Distribution of SNPs on the genomes of L. plantarum 400g and L. plantarum 1600g. The inner circle illustrates the nucleotide position of the genome. The violet and yellow circles represent the genomes of L. plantarum 400g and L. plantarum 1600g, respectively. Specific genes are denoted by gene locus tags. The mutation occurring at an intergenic region is indicated in red.

FIG 3

Volcano plot of the proteomic data of L. plantarum 400g (a) and L. plantarum 1600g (b). The x axis indicates the differential levels of protein expression (fold ratio between the parental L. plantarum P-8 and the adapted strains, 400g and 1600g, in a log-2 scale). The y axis indicates the statistical significance for the differential expression levels (P value generated from t test in log₁₀ scale).

FIG 4

Hierarchical clustering of differentially expressed proteins of L. plantarum 400g relative to L. plantarum P-8. Each row represents a differentially expressed protein, while data of each of the three biological replicates are plotted in one column. The color scale represents the protein expression level, ranging from −1 (minimal expression) to 1 (maximal expression).

FIG 5

Hierarchical clustering of differentially expressed proteins of L. plantarum 1600g relative to L. plantarum P-8. Each row represents a differentially expressed protein, while data of each of the three biological replicates are plotted in one column. The color scale represents the protein expression level, ranging from −1 (minimal expression) to 1 (maximal expression).

FIG 6

Functional distribution of differentially expressed proteins of ampicillin-adapted strains. Data represent upregulated (a) and downregulated (b) proteins of L. plantarum 400g and L. plantarum 1600g. Enrichment analyses were performed based on the protein expression of each COG functional category of L. plantarum 400g and L. plantarum 1600g relative to L. plantarum parental strain P-8. Significant enhancement is indicated by single and double asterisks (* represents P values of <0.05; ** represents P values of <0.01; Fisher’s exact test). COG functional categories are indicated as follows: C, energy production and conversion; D, cell cycle control, cell division, chromosome partitioning; E, amino acid transport and metabolism; F, nucleotide transport and metabolism; G, carbohydrate transport and metabolism; H, coenzyme transport and metabolism; I, lipid transport and metabolism; J, translation, ribosomal structure, and biogenesis; K, transcription; L, replication, recombination, and repair; M, cell wall/membrane/envelope biogenesis; O, posttranslational modification, protein turnover, chaperones; P, inorganic ion transport and metabolism; Q, secondary metabolites biosynthesis, transport, and catabolism; R, general function prediction only; S, function unknown; T, signal transduction mechanisms; V, defense mechanisms.

FIG 7

Correlation between expression patterns of 10 selected proteins detected by TMT and PRM analyses. (a) L. plantarum 400g. (b) L. plantarum 1600g.
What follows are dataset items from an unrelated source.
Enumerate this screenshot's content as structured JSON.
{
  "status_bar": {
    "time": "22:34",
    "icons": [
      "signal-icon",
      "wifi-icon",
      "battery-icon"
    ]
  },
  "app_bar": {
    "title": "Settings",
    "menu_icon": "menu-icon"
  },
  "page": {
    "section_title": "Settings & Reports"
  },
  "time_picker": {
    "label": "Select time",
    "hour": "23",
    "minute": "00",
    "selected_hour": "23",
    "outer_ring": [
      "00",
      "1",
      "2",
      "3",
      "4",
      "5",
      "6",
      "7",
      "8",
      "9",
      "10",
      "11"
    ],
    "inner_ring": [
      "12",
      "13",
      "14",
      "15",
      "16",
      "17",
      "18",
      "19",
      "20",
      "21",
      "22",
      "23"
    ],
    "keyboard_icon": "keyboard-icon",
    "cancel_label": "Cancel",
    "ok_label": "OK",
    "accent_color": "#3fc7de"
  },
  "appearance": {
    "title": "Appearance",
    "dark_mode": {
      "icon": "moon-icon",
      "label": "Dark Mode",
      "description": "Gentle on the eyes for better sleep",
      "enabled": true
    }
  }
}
For both the TMT and PRM analyses, peptides from three biological replicates of the protein samples were analyzed. The strength and statistical significance of Pearson’s correlations between fold changes found by TMT and PRM analyses are represented by the R and P values, respectively. Confidence intervals are illustrated by the gray area. LBP_cg0397, l-serine dehydratase, beta subunit; LBP_cg0885, malate dehydrogenase; LBP_cg1290, enoyl-(acyl carrier protein) reductase; LBP_cg1294, acyl-CoA thioester hydrolase; LBP_cg1793, penicillin binding protein 2B; LBP_cg0109, sHSP; LBP_cg0720, hypothetical protein; LBP_cg0721, alkaline shock protein; LBP_cg0722, alkaline shock protein; LBP_cg2905, ClpL.

FIG 8

Ampicillin MICs for L. plantarum 400g and L. plantarum 1600g and their mutants. Each assay was repeated three times, and identical results were obtained in all cases.

FIG 9

Amoxicillin MICs for L. plantarum 400g and L. plantarum 1600g and their mutants. Each assay was repeated three times, and identical results were obtained in all cases.